Figure 7. αv-mediated LC3 lipidation occurs through Src-family kinases.

(a) Western blot of LC3 in sorted MZ B cells from control and αv-CD19 mice after stimulation with CpG DNA for 0–120 min, or stimulated with rapamycin (R) to induce autophagy. LC3-I and LC3-II forms indicated by arrows. Also shown is western blot of actin to normalize for protein loading. (b) Combined analyses of LC3-II level from four independent experiments. LC3-II quantified by densitometry was corrected for protein loading by actin, then expressed relative to levels at time 0, to allow combination of data from different experiments. Data show mean±s.e.m. *P<0.05, **P<0.01, Student's t-test. (c) Western blot of phospho-Src (Tyr 416) and phospho-syk (Tyr 525/526) kinases in sorted MZ B cells from control and αv-CD19 mice after CpG stimulation. Also shown are blots stained for total Src/syk, and actin. (d) Western blot of cytoplasmic LC3 and nuclear NF-κB in sorted MZ cells from control mice pre-treated with syk inhibitor (piceatannol) and Src inhibitor (PP2) as indicated, followed by CpG stimulation. Actin and LSD1 are shown as controls for total cellular and nuclear protein respectively. (e) MZ B cells treated with piceattanol and/or CpG for 2 h, stained for LC3 and TLR9, and analysed by confocal microscopy. Co-localization calculated by Pearson's coefficient, and displayed for individual fields of view, and mean±s.d. Data are combined from three independent experiments. **P<0.01 Mann–Whitney–Wilcoxon test. Scale bars, 0.70 μm. (f) Western blot of LC3 in sorted MZ cells from control mice pre-treated with two different ROS inhibitors DPI or NAC as indicated, before CPG stimulation.
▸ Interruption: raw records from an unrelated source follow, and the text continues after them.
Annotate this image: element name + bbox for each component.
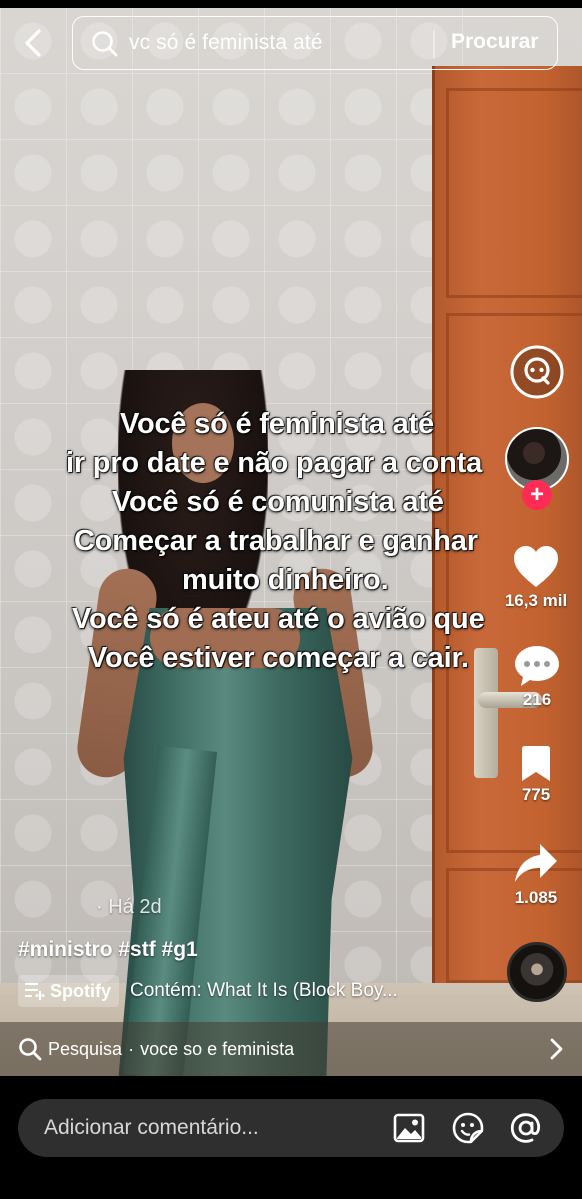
like-button[interactable]: 16,3 mil [502, 545, 570, 611]
search-icon [92, 31, 118, 57]
related-search-query: voce so e feminista [140, 1039, 295, 1059]
save-count: 775 [521, 785, 551, 804]
caption-line: Começar a trabalhar e ganhar [74, 525, 478, 557]
share-count: 1.085 [514, 888, 558, 907]
search-icon [19, 1038, 42, 1061]
caption-line: Você só é comunista até [112, 486, 444, 518]
comment-button[interactable]: 216 [510, 644, 564, 710]
playlist-add-icon [25, 983, 45, 1000]
caption-line: Você só é feminista até [120, 408, 434, 440]
at-icon[interactable] [510, 1112, 542, 1144]
save-button[interactable]: 775 [514, 745, 558, 805]
share-arrow-icon [515, 844, 557, 882]
like-count: 16,3 mil [504, 591, 568, 610]
caption-line: Você estiver começar a cair. [88, 642, 469, 674]
related-search-separator: · [128, 1039, 135, 1059]
caption-line: Você só é ateu até o avião que [72, 603, 485, 635]
related-search-button[interactable] [510, 345, 564, 399]
sticker-icon[interactable] [452, 1112, 484, 1144]
chevron-left-icon [25, 29, 41, 57]
back-button[interactable] [16, 26, 50, 60]
post-time: · Há 2d [96, 896, 162, 918]
follow-button[interactable]: + [522, 480, 552, 510]
hashtags[interactable]: #ministro #stf #g1 [18, 938, 198, 962]
related-search-label: Pesquisa · voce so e feminista [48, 1039, 294, 1060]
chevron-right-icon [550, 1038, 563, 1060]
music-title[interactable]: Contém: What It Is (Block Boy... [130, 980, 398, 1002]
related-search-prefix: Pesquisa [48, 1039, 123, 1059]
heart-icon [514, 546, 558, 587]
search-divider [433, 30, 435, 58]
door-panel [446, 88, 582, 298]
image-icon[interactable] [393, 1112, 425, 1144]
bookmark-icon [522, 746, 550, 781]
music-disc[interactable] [507, 942, 567, 1002]
speech-bubble-icon [515, 646, 559, 686]
door-handle-plate [474, 648, 498, 778]
search-input[interactable]: vc só é feminista até [129, 31, 323, 55]
related-search-bar[interactable]: Pesquisa · voce so e feminista [0, 1022, 582, 1076]
search-bubble-icon [510, 345, 564, 399]
search-submit-button[interactable]: Procurar [451, 30, 539, 54]
comment-count: 216 [522, 690, 552, 709]
comment-placeholder: Adicionar comentário... [44, 1116, 259, 1139]
caption-line: ir pro date e não pagar a conta [66, 447, 483, 479]
share-button[interactable]: 1.085 [508, 842, 564, 908]
spotify-label: Spotify [50, 980, 111, 1001]
spotify-chip[interactable]: Spotify [18, 975, 119, 1007]
caption-line: muito dinheiro. [182, 564, 389, 596]
search-bar[interactable]: vc só é feminista até Procurar [72, 16, 558, 70]
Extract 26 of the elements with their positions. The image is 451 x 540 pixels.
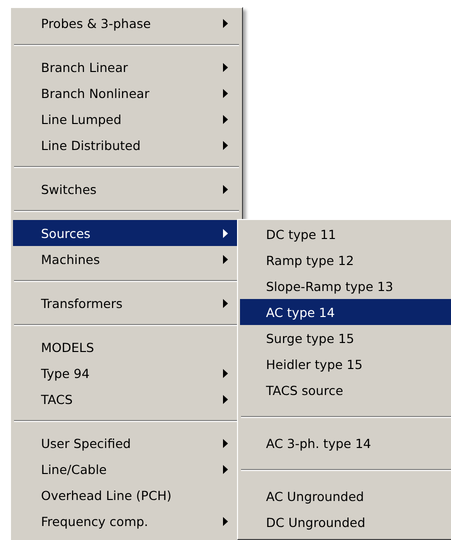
menu-item[interactable]: Ramp type 12 xyxy=(240,247,451,273)
menu-item[interactable]: Line Distributed xyxy=(13,132,240,158)
menu-item[interactable]: DC Ungrounded xyxy=(240,509,451,535)
menu-item[interactable]: Overhead Line (PCH) xyxy=(13,482,240,508)
menu-item[interactable]: TACS xyxy=(13,386,240,412)
menu-item[interactable]: AC Ungrounded xyxy=(240,483,451,509)
menu-item[interactable]: AC 3-ph. type 14 xyxy=(240,430,451,456)
menu-item[interactable]: Surge type 15 xyxy=(240,325,451,351)
menu-item[interactable]: DC type 11 xyxy=(240,221,451,247)
menu-item[interactable]: Type 94 xyxy=(13,360,240,386)
menu-item[interactable]: AC type 14 xyxy=(240,299,451,325)
menu-item[interactable]: Heidler type 15 xyxy=(240,351,451,377)
menu-item[interactable]: Branch Linear xyxy=(13,54,240,80)
menu-item[interactable]: Transformers xyxy=(13,290,240,316)
menu-item[interactable]: Branch Nonlinear xyxy=(13,80,240,106)
menu-item[interactable]: User Specified xyxy=(13,430,240,456)
menu-item[interactable]: Frequency comp. xyxy=(13,508,240,534)
menu-item[interactable]: MODELS xyxy=(13,334,240,360)
menu-item[interactable]: Machines xyxy=(13,246,240,272)
menu-item[interactable]: TACS source xyxy=(240,377,451,403)
menu-item[interactable]: Slope-Ramp type 13 xyxy=(240,273,451,299)
menu-item[interactable]: Line Lumped xyxy=(13,106,240,132)
menu-item[interactable]: Switches xyxy=(13,176,240,202)
menu-item[interactable]: Probes & 3-phase xyxy=(13,10,240,36)
menu-item[interactable]: Line/Cable xyxy=(13,456,240,482)
menu-item[interactable]: Sources xyxy=(13,220,240,246)
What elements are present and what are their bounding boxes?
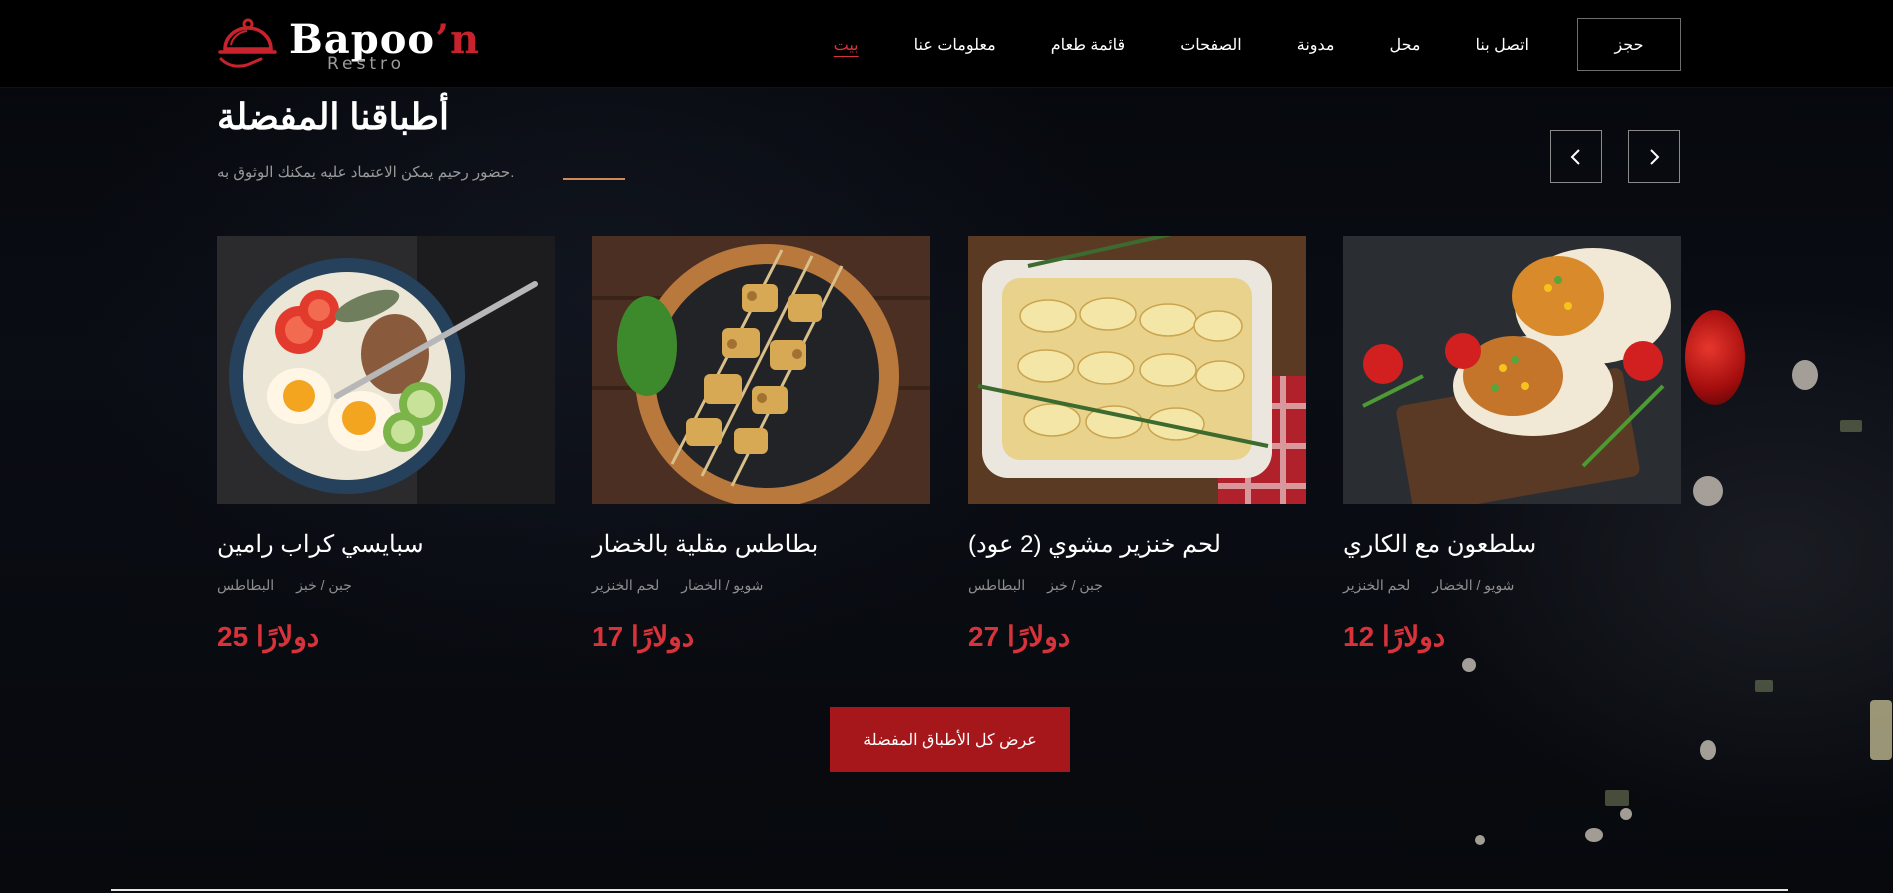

Arrows show position of LC3-II. Actin is shown as a control for protein loading. Full western blots are shown in Supplementary Fig. 10 and additional quantification of western blot analysis is in Supplementary Fig. 11.

Figure 8. LC3 and atg5 are required to limit TLR signalling and activate IRF7.

(a) MZ B cells from control and LC3β^−/− mice, untreated or cultured with CpG, stained for TLT9 and imaged by confocal microscopy. Hoechst staining (white) indicates the cell nucleus. Scale bar, 2.90 μm. Bar graph represents quantification of the cells with TLR9 re-organization, based on analysis of at least 60 cells per condition in two independent experiments. (b) Proliferation of sorted MZ B cells from LC3β^−/− mice in response to TLR ligands and anti-IgM. Each point is mean±s.d. of n=3 replicates. Similar results were seen in three independent experiments. (c) Western blot analysis of nuclear IRF7 in sorted MZ B cells from LC3β^−/− mice. LSD1 staining is included as protein loading control. (d) Proliferation of sorted MZ or sorted peritoneal B1 cells from atg5-CD19 mice stimulated with TLR ligands and anti-IgM. Each point is mean±s.d. of n=3 replicates. Similar results were seen in three independent experiments. (e) Western blot analysis of activation of IRF7 in nuclear extracts from MZ B cells sorted from atg5-CD19 mice.. LSD1 staining is included as protein loading control. *Significantly different P<0.05, Student's t-test. Full western blots are shown in Supplementary Fig. 12. Unst, unstimulated.